Saturday, August 05, 2006

In te, Domine, speravi

Santa Maria Clara tinha nome e fama de Copacabana, mas desfilava há dezenove anos pelas bandas de Botafogo. Gostava do bairro. Da mesma forma como gostava de Derby mentolado, dar de quatro e bife à parmegiana. Saboreava a todos com igual prazer. As ruas cheias de gente. Às vezes, passeava por elas e comprava um sanduíche de queijo e presunto no botequim da Rua Paula Barreto, mas acomodava a maior parte do dia na cama. Tinha suas preferidas. Conhecia quase todas.

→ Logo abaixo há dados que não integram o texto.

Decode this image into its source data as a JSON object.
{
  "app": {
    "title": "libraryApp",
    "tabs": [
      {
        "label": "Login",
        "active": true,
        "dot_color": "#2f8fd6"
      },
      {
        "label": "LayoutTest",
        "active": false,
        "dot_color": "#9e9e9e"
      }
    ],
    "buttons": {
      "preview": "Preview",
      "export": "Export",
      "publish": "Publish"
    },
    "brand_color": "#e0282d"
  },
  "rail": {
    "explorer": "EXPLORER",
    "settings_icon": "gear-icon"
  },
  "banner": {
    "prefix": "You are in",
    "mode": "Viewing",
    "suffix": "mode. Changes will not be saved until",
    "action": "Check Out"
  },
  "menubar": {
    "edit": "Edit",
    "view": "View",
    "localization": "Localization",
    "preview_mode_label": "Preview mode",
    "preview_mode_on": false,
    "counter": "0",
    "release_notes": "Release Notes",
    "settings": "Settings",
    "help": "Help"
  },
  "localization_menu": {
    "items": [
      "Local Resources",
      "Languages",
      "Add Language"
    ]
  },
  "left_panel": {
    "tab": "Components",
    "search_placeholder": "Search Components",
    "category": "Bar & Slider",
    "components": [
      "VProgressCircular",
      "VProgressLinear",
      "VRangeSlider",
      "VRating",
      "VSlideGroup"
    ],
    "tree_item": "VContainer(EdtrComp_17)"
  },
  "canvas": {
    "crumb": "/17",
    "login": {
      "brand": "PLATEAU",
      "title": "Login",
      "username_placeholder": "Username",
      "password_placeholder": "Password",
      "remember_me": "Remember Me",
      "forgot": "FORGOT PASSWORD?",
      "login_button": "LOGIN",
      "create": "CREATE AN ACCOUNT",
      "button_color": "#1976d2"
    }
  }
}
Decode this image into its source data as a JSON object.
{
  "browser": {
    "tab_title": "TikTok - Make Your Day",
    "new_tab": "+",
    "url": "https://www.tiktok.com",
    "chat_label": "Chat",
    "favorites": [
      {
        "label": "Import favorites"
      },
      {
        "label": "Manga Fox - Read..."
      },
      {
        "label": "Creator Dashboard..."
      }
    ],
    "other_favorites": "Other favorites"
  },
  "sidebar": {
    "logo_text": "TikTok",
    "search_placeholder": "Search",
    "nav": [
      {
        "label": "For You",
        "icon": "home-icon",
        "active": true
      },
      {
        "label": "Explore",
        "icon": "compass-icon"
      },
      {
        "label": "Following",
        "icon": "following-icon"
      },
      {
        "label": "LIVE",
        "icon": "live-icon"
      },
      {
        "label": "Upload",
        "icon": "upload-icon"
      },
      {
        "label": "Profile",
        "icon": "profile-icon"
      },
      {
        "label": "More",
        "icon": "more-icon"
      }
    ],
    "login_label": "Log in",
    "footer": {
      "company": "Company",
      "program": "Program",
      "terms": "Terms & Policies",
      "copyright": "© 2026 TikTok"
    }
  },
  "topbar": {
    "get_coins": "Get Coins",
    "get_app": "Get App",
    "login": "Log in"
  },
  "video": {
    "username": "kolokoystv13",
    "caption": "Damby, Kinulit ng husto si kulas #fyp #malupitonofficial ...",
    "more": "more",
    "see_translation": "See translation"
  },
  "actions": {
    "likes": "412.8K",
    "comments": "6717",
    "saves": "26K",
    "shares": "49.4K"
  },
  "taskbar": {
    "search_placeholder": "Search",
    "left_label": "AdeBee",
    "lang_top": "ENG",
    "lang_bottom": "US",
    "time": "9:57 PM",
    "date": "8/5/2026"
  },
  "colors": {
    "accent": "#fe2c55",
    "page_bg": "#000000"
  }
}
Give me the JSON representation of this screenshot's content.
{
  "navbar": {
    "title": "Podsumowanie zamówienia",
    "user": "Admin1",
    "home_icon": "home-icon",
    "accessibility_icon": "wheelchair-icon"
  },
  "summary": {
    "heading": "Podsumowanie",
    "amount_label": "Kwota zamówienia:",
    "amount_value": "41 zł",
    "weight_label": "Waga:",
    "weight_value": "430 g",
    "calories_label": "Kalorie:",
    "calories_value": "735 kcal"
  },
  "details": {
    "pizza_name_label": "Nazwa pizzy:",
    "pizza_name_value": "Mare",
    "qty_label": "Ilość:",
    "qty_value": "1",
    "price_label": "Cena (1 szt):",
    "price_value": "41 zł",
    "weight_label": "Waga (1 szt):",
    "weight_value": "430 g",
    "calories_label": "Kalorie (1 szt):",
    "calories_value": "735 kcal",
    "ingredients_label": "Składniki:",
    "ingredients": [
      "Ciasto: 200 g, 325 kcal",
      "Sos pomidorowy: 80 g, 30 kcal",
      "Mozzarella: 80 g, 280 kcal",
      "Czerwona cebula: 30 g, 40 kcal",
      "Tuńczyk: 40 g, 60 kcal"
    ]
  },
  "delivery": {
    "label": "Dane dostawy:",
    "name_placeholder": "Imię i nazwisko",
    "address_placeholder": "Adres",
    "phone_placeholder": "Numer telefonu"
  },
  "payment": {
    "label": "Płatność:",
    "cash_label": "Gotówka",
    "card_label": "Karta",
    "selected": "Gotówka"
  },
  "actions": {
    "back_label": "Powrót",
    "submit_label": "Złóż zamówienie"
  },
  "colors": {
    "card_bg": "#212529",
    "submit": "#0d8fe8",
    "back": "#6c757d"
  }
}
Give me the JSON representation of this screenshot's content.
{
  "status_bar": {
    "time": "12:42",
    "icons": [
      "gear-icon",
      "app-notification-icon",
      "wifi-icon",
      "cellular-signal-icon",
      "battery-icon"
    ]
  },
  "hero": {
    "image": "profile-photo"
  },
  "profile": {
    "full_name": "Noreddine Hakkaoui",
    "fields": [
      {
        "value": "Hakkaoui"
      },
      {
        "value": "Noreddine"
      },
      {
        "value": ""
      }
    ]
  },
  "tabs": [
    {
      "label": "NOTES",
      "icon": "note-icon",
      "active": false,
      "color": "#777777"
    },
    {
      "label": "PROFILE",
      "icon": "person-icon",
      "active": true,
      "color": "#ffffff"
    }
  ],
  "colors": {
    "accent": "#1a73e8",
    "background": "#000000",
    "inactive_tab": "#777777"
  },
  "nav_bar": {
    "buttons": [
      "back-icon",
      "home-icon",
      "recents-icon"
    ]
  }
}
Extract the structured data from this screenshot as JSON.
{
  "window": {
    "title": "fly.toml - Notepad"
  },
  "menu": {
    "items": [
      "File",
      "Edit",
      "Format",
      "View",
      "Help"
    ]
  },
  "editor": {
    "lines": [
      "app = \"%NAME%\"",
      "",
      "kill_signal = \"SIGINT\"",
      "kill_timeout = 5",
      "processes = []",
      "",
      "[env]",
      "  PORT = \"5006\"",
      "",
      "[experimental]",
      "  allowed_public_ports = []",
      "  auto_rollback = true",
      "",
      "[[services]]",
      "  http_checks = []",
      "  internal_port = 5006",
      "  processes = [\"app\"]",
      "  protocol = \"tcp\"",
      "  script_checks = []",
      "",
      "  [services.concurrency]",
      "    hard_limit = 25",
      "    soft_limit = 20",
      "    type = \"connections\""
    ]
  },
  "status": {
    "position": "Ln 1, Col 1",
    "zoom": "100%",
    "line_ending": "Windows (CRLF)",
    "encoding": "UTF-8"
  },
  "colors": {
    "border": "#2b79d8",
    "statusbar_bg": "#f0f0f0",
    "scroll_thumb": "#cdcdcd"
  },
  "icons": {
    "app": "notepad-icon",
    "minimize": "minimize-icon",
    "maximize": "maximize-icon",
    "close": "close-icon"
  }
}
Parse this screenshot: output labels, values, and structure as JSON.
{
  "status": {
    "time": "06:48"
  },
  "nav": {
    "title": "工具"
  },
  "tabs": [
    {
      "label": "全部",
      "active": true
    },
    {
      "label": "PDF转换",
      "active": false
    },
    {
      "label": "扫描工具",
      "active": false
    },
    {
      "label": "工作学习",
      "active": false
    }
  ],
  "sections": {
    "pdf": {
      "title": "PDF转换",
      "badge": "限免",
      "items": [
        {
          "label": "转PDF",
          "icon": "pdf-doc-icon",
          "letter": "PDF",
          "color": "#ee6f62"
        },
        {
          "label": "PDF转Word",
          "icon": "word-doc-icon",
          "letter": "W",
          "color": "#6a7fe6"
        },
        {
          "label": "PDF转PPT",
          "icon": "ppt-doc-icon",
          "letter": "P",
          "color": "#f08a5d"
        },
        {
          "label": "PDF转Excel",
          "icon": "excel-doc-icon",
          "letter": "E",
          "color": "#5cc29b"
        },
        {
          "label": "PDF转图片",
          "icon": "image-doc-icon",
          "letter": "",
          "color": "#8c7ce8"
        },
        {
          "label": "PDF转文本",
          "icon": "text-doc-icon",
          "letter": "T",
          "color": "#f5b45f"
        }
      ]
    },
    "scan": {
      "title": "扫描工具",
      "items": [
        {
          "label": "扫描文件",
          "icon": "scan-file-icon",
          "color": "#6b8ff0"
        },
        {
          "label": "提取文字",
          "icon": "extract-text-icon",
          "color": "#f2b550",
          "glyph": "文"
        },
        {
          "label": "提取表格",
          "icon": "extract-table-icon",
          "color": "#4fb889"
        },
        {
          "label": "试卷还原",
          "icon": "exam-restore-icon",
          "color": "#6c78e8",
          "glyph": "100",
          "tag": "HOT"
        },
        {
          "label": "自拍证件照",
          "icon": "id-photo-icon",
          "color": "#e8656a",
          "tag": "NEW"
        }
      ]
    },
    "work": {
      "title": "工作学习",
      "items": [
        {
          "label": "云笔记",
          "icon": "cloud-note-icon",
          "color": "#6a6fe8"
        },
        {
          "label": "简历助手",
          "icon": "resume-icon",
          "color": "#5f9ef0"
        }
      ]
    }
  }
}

Viver era uma questão de tempo, e Santa não perdia nenhum.

Os ponteiros a oeste quando conheceu Augusto Soares, uma tarde na Cobal. Forasteiro da Urca, das pernas grossas, fala macia. Ao longo da vida, se arrependeu de muitas coisas, e essa definitivamente era a melhor delas. O primeiro tapa foi também o último. Já os murros, como a história, gostavam de se repetir. O quanto pôde resistiu: comprou tempo e óculos escuros e nunca deixou de voltar. Duraram seis semanas. Morreu em segundos. Naquele dia, Santa limpou as mãos, a carteira e a alma.

Aquela seria a primeira vez, mas por não ter medo de ninguém, ou por ter medo de todos, desejou que não fosse a última. Desde então, passava horas a fio na janela, sempre à procura de um novo Projeto de Vida. Quando virou vinte, encontrou sem procurar, na padaria da esquina. Ele morava a dois quarteirões e se chamou José, coisa que a garota nunca questionou. Preferia assim. Beberam todas as tardes e fuderam todas as noites até o dia em que ele se retirou de sua vida, levando o colar de dona Luzia Maria Clara e trinta reais em cima da mesinha do quarto.

Botafogo acordou com um velho escroto que morreu no bar e Santa, com um sorriso no rosto. Morte era morte. Matada ou morrida. Não há nada a se lamentar quando se está diante dela. Não se tratava de justiça, disso passava longe. Por pouco. Todos os santos nasceram pecadores. Também os anões começaram pequenos. Da vida, nunca quis muito e recebia menos ainda. Conhecia-a bem demais para se importar com ela. Conhecia-se bem demais para se importar com qualquer coisa.

Os policiais vieram numa tarde de abril.